Sacudir a água do capote
É tão fácil e ingénuo, e ao mesmo tempo
malicioso e destruidor, pôr em grandes parangonas na primeira página de um
jornal que “Professores chumbam em exame
por erros básicos de português”, ou ouvir o Ministro Crato dizer “Não faz sentido que um professor dê 20 erros
ortográficos numa frase”. Estas 2 frases, que não têm mais que
sensacionalismo, enfermam dos mesmos problemas: (1) quem realizou a prova não
foram Professores, foram candidatos a Professor. (2) Esta pequena nuance ilustra bem o mal que se pode
fazer a uma classe inteira, aquela que tem nas mãos a formação da sociedade
Portuguesa do futuro. É mais uma machadada no prestígio dos Professores, que se
vai reflectir até na sala de aula (onde o Ministro Crato não se atreveria a
entrar, e muito menos leccionar), quando o aluno for corrigido por escrever com
erros ortográficos, e este se desculpar afirmando que os Professores (todos,
como maliciosamente está subjacente à parangona) também escrevem mal. (3) Não
se diz na parangona, que é o que vai ficar na memória das pessoas, qual a
representatividade daquele problema no universo dos (de facto) Professores
Portugueses.
Chama-se a isto manobra de diversão, a
qual tem como objectivo desviar a atenção dos verdadeiros culpados para um bode
expiatório. Em vez do sensacionalismo, aquele resultado devia levar-nos à
reflexão que devia obrigatoriamente ser feita: porque é que os agora candidatos
a Professor escrevem da forma que escrevem, tal e qual como a grande maioria
das pessoas hoje em dia?
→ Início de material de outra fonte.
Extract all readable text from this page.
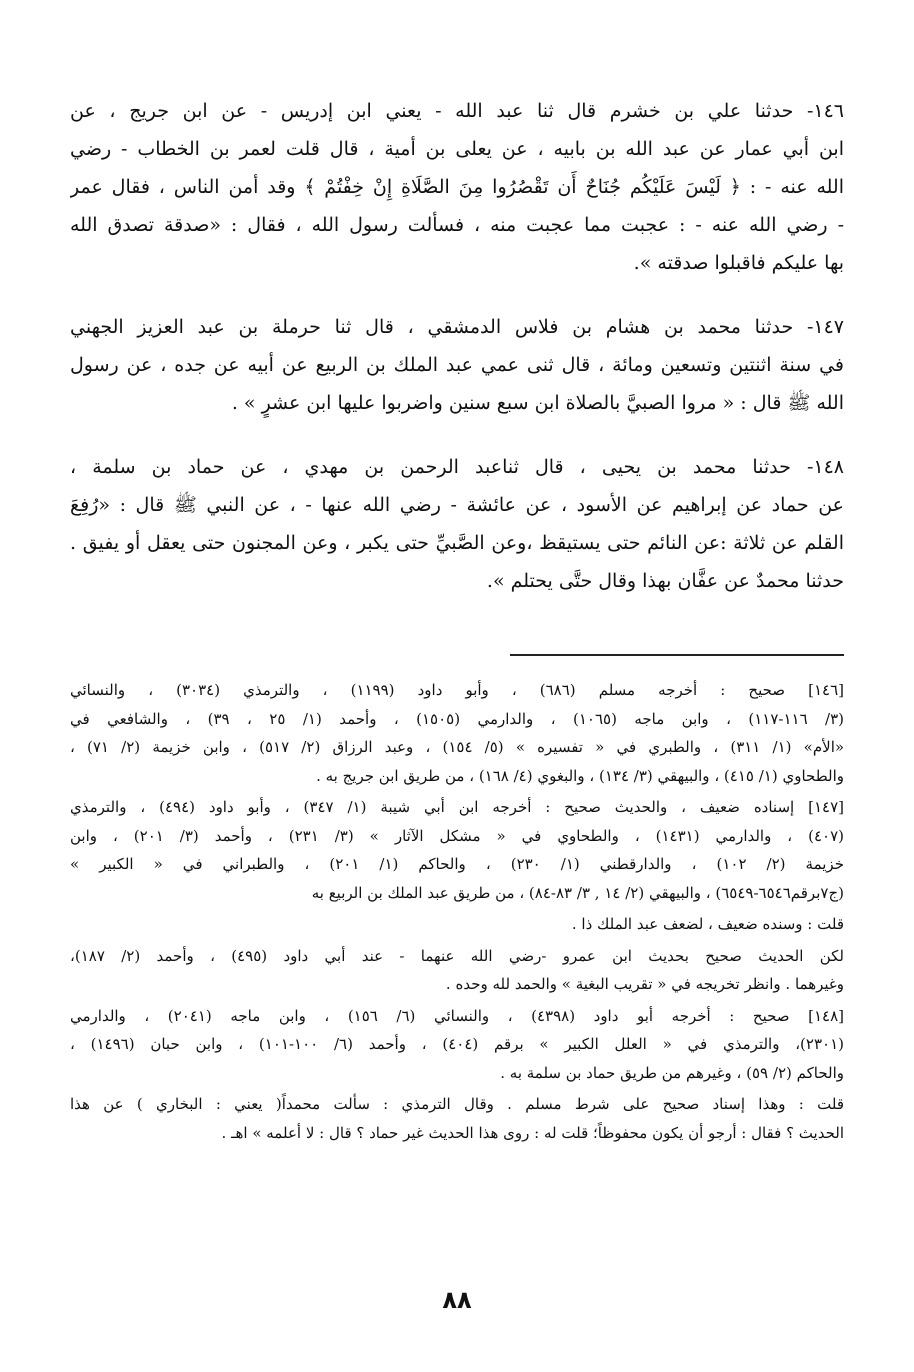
١٤٦- حدثنا علي بن خشرم قال ثنا عبد الله - يعني ابن إدريس - عن ابن جريج ، عن
ابن أبي عمار عن عبد الله بن بابيه ، عن يعلى بن أمية ، قال قلت لعمر بن الخطاب - رضي
الله عنه - : ﴿ لَيْسَ عَلَيْكُم جُنَاحٌ أَن تَقْصُرُوا مِنَ الصَّلَاةِ إِنْ خِفْتُمْ ﴾ وقد أمن الناس ، فقال عمر
- رضي الله عنه - : عجبت مما عجبت منه ، فسألت رسول الله ، فقال : «صدقة تصدق الله
بها عليكم فاقبلوا صدقته ».
١٤٧- حدثنا محمد بن هشام بن فلاس الدمشقي ، قال ثنا حرملة بن عبد العزيز الجهني
في سنة اثنتين وتسعين ومائة ، قال ثنى عمي عبد الملك بن الربيع عن أبيه عن جده ، عن رسول
الله ﷺ قال : « مروا الصبيَّ بالصلاة ابن سبع سنين واضربوا عليها ابن عشرٍ » .
١٤٨- حدثنا محمد بن يحيى ، قال ثناعبد الرحمن بن مهدي ، عن حماد بن سلمة ،
عن حماد عن إبراهيم عن الأسود ، عن عائشة - رضي الله عنها - ، عن النبي ﷺ قال : «رُفِعَ
القلم عن ثلاثة :عن النائم حتى يستيقظ ،وعن الصَّبيِّ حتى يكبر ، وعن المجنون حتى يعقل أو يفيق .
حدثنا محمدٌ عن عفَّان بهذا وقال حتَّى يحتلم ».
[١٤٦] صحيح : أخرجه مسلم (٦٨٦) ، وأبو داود (١١٩٩) ، والترمذي (٣٠٣٤) ، والنسائي
(٣/ ١١٦-١١٧) ، وابن ماجه (١٠٦٥) ، والدارمي (١٥٠٥) ، وأحمد (١/ ٢٥ ، ٣٩) ، والشافعي في
«الأم» (١/ ٣١١) ، والطبري في « تفسيره » (٥/ ١٥٤) ، وعبد الرزاق (٢/ ٥١٧) ، وابن خزيمة (٢/ ٧١) ،
والطحاوي (١/ ٤١٥) ، والبيهقي (٣/ ١٣٤) ، والبغوي (٤/ ١٦٨) ، من طريق ابن جريج به .
[١٤٧] إسناده ضعيف ، والحديث صحيح : أخرجه ابن أبي شيبة (١/ ٣٤٧) ، وأبو داود (٤٩٤) ، والترمذي
(٤٠٧) ، والدارمي (١٤٣١) ، والطحاوي في « مشكل الآثار » (٣/ ٢٣١) ، وأحمد (٣/ ٢٠١) ، وابن
خزيمة (٢/ ١٠٢) ، والدارقطني (١/ ٢٣٠) ، والحاكم (١/ ٢٠١) ، والطبراني في « الكبير »
(ج٧برقم٦٥٤٦-٦٥٤٩) ، والبيهقي (٢/ ١٤ , ٣/ ٨٣-٨٤) ، من طريق عبد الملك بن الربيع به
قلت : وسنده ضعيف ، لضعف عبد الملك ذا .
لكن الحديث صحيح بحديث ابن عمرو -رضي الله عنهما - عند أبي داود (٤٩٥) ، وأحمد (٢/ ١٨٧)،
وغيرهما . وانظر تخريجه في « تقريب البغية » والحمد لله وحده .
[١٤٨] صحيح : أخرجه أبو داود (٤٣٩٨) ، والنسائي (٦/ ١٥٦) ، وابن ماجه (٢٠٤١) ، والدارمي
(٢٣٠١)، والترمذي في « العلل الكبير » برقم (٤٠٤) ، وأحمد (٦/ ١٠٠-١٠١) ، وابن حبان (١٤٩٦) ،
والحاكم (٢/ ٥٩) ، وغيرهم من طريق حماد بن سلمة به .
قلت : وهذا إسناد صحيح على شرط مسلم . وقال الترمذي : سألت محمداً( يعني : البخاري ) عن هذا
الحديث ؟ فقال : أرجو أن يكون محفوظاً؛ قلت له : روى هذا الحديث غير حماد ؟ قال : لا أعلمه » اهـ .
٨٨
Há 2 respostas possíveis para esta questão: (1) os
jovens passaram todos a ser “burros” (opção arrogante muito própria de Governante
que quer sacudir a água do capote), ou (2) as pessoas hoje têm o mesmo grau de
inteligência que tinham os seus antecessores há 50 anos, mas o sistema de Ensino
piorou dramaticamente. A resposta óbvia é que estes candidatos a Professor não
são “burros”, são apenas o fruto do
Ensino que em Portugal prevalece desde há, pelo menos, 30 anos. As parangonas atiram
a culpa para cima dos Professores, quando os verdadeiros culpados são os MEs
que sucessivamente têm destruído o Ensino em Portugal.
Afirmações gratuitas e destruidoras como
esta do chumbo na PACC surgem regularmente nas parangonas dos jornais. São bons
exemplos “a geração rasca” e “os jovens deixaram de ler”. A dita “geração rasca” não existe (só existe na
mente de uma pessoa arrogante e mal formada), mas existe uma geração “à rasca” para enfrentar o mundo deixado
pela geração anterior como herança envenenada. A geração do Ministro Crato, por
exemplo. Já dizia Einstein que “a única
forma de ensinar é pelo exemplo”, o que nos leva a uma questão fulcral mas
sempre convenientemente ignorada: quantos filhos entram em casa e vêem os pais
a ler um livro, em vez de estarem colados a um televisor ou a brincar com as
ditas novas tecnologias? A resposta a esta questão explica em grande parte porque
é que “os jovens deixaram de ler”.
Numa situação tão comum (mas tão
instrutiva!) como a de deixar cair e partir um copo, percebe-se logo a
diferença entre uma pessoa educada e responsável e ... o oposto: a primeira de
imediato assume a responsabilidade e garante a reposição da perda. A
irresponsável (infelizmente tão mais comum e reflexo da Educação desde o berço)
diz com o maior desplante: “olha, o copo
partiu-se!”, atirando desta forma e sem pejo a culpa para um objecto
inanimado, o copo. É tão fácil atirar com as culpas para cima de terceiros ...
mas não é honesto ... nem que seja para cima de um copo de vidro!
O que todos nós Pais e Professores
gostávamos de ver do Ministro Crato era: (1) soluções inteligentes para os
graves problemas no Ensino. (2) Mais respeito por uma classe que tem nas suas
mãos o futuro de Portugal – as nossas crianças. Infelizmente, vai ser mais um
ME que não fez mais do que dar mais uma machadada no Ensino e no prestígio dos
Professores. O País “está à rasca”
com Governantes destes.
Texto
escrito propositadamente não seguindo o Acordo Ortográfico.